The Power BI team recently released a command line tool for creating and packaging custom visuals that is distinctly different from the Visual Studio solution + Playground and the online DevTools that came before. There is also a companion “Developer Visual” in Power BI service to host the live version of a visual. You can read about everything in more detail and learn about installing and setting up the environment at their GitHub PowerBI-visuals-docs repo. The documentation is still being written, but it is already much better than the now-deprecated tool’s documentation was in its infancy.

pbiviz tools.PNG

Overall, based on first impressions, I feel like this is a much better development environment for a few reasons. Some difficulties exist for established custom visuals in that changes will hinder developers from simply taking existing code and using it with the new tools. Some helper libraries and other conveniences are still being added. Otherwise, I can easily see myself preferring the new tool over DevTools and certainly over the Visual Studio Playground.

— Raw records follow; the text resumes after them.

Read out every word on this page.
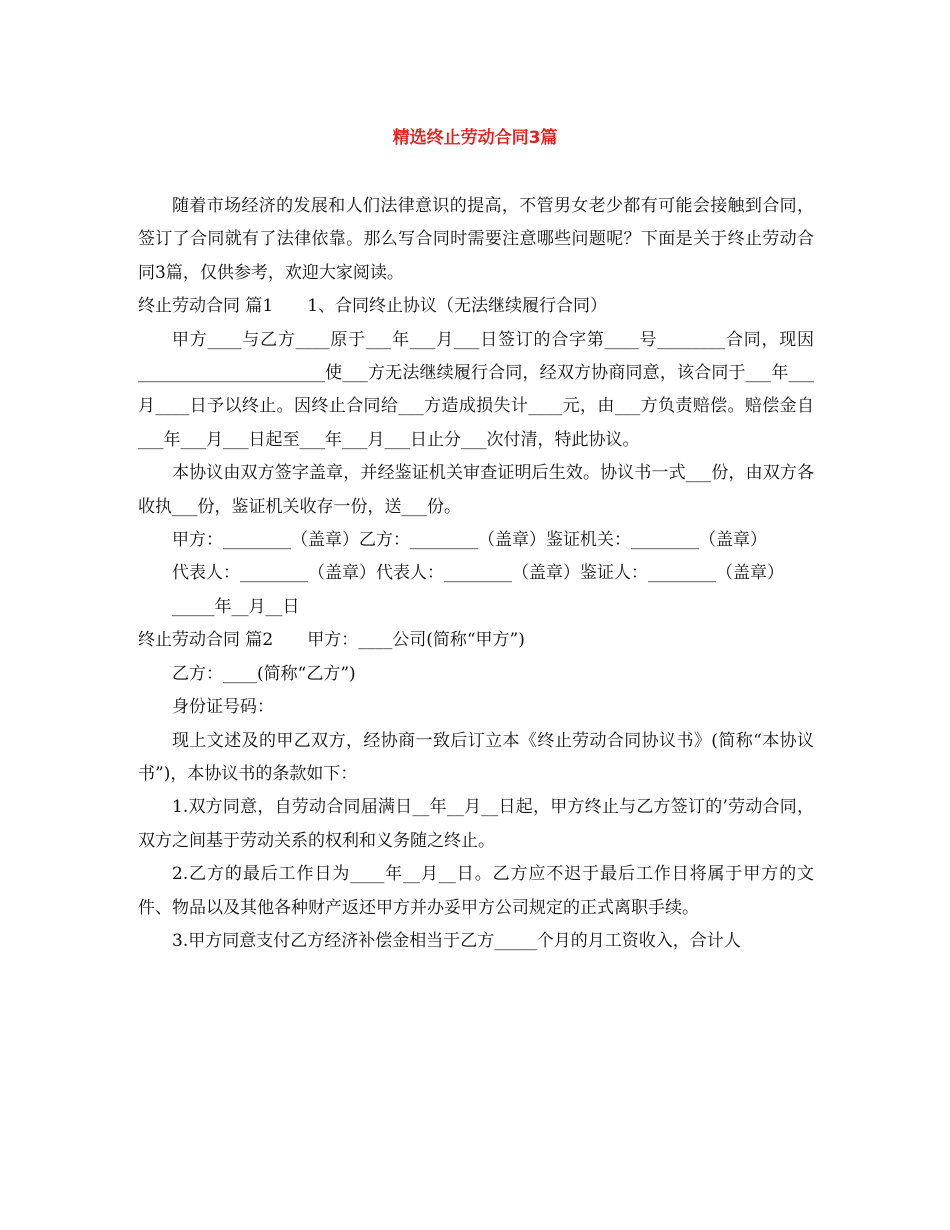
精选终止劳动合同3篇

随着市场经济的发展和人们法律意识的提高，不管男女老少都有可能会接触到合同，签订了合同就有了法律依靠。那么写合同时需要注意哪些问题呢？下面是关于终止劳动合同3篇，仅供参考，欢迎大家阅读。

终止劳动合同 篇1　　1、合同终止协议（无法继续履行合同）

甲方____与乙方____原于___年___月___日签订的合字第____号________合同，现因______________________使___方无法继续履行合同，经双方协商同意，该合同于___年___月____日予以终止。因终止合同给___方造成损失计____元，由___方负责赔偿。赔偿金自___年___月___日起至___年___月___日止分___次付清，特此协议。

本协议由双方签字盖章，并经鉴证机关审查证明后生效。协议书一式___份，由双方各收执___份，鉴证机关收存一份，送___份。

甲方：________（盖章）乙方：________（盖章）鉴证机关：________（盖章）

代表人：________（盖章）代表人：________（盖章）鉴证人：________（盖章）

_____年__月__日

终止劳动合同 篇2　　甲方：____公司(简称“甲方”)

乙方：____(简称“乙方”)

身份证号码：

现上文述及的甲乙双方，经协商一致后订立本《终止劳动合同协议书》(简称“本协议书”)，本协议书的条款如下：

1.双方同意，自劳动合同届满日__年__月__日起，甲方终止与乙方签订的’劳动合同，双方之间基于劳动关系的权利和义务随之终止。

2.乙方的最后工作日为____年__月__日。乙方应不迟于最后工作日将属于甲方的文件、物品以及其他各种财产返还甲方并办妥甲方公司规定的正式离职手续。

3.甲方同意支付乙方经济补偿金相当于乙方_____个月的月工资收入，合计人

Here are some reasons why:

  • Compared to Visual Studio
    • You can see live changes hosted in Power BI with your data rather than a playground.
    • You can get started by installing Node.js only and going from there. The VS playground required Node, Gulp, and VS.
    • The VS playground solution took forever to setup by comparison, and it was huge since it included all of Microsoft’s code. With the new tool, you start with nothing and create a new visual. It’s much cleaner.
    • You can use your IDE of choice, which for many web developers is not Visual Studio. If you would like to use VS though, you can take advantage of Node.js Tools for Visual Studio.
  • Compared to DevTools
    • Source control with DevTools involved copying and pasting your code out of DevTools. That’s no longer an inconvenience.
    • It is much easier to manage typings and external JavaScript.
    • DevTools allowed a “live” view, but it involved having a saved report and refreshing your Power BI browser tab. The new Developer Visual is more convenient because you only have to refresh the visual, not the entire site.
    • You can see your visual’s DataView live in the Developer Visual instead of dumping it to console and viewing it there.
    • For every custom visual you had in DevTools, it would create a new icon in Power BI’s Visualization panel. You now simply have one Developer Visual, and you can switch between visuals easily in the Node console.DevToolsVsNew

I took the new tools for a test drive and created a simple bar chart adaptation based on Mike Bostock’s example (for anyone not familiar with D3, Mike Bostock is the creator of D3 and primary contributor to its ongoing development). Here’s a link to a Gist showing some quick and dirty code for adapting the original for use in Power BI.

BarChart-OriginalBlock.PNG

BarChart-PowerBI

 




3 Comments

  1. Yes, this is a great improvement, and testing visuals got much simpler. Some of the APIs have changed or deprecated. For instance enumeration for data points seem broken; selecting a data point in Format tab won’t populate dataView.metadata.objects; simple properties populate fine.

    public enumerateObjectInstances(options: EnumerateVisualObjectInstancesOptions): VisualObjectInstanceEnumeration {…}

    The same code works fine with the old tool.

    1. This should work. What does your capabilities.json look like? Also you can file an issue on github so to be sure we get eyes on this one.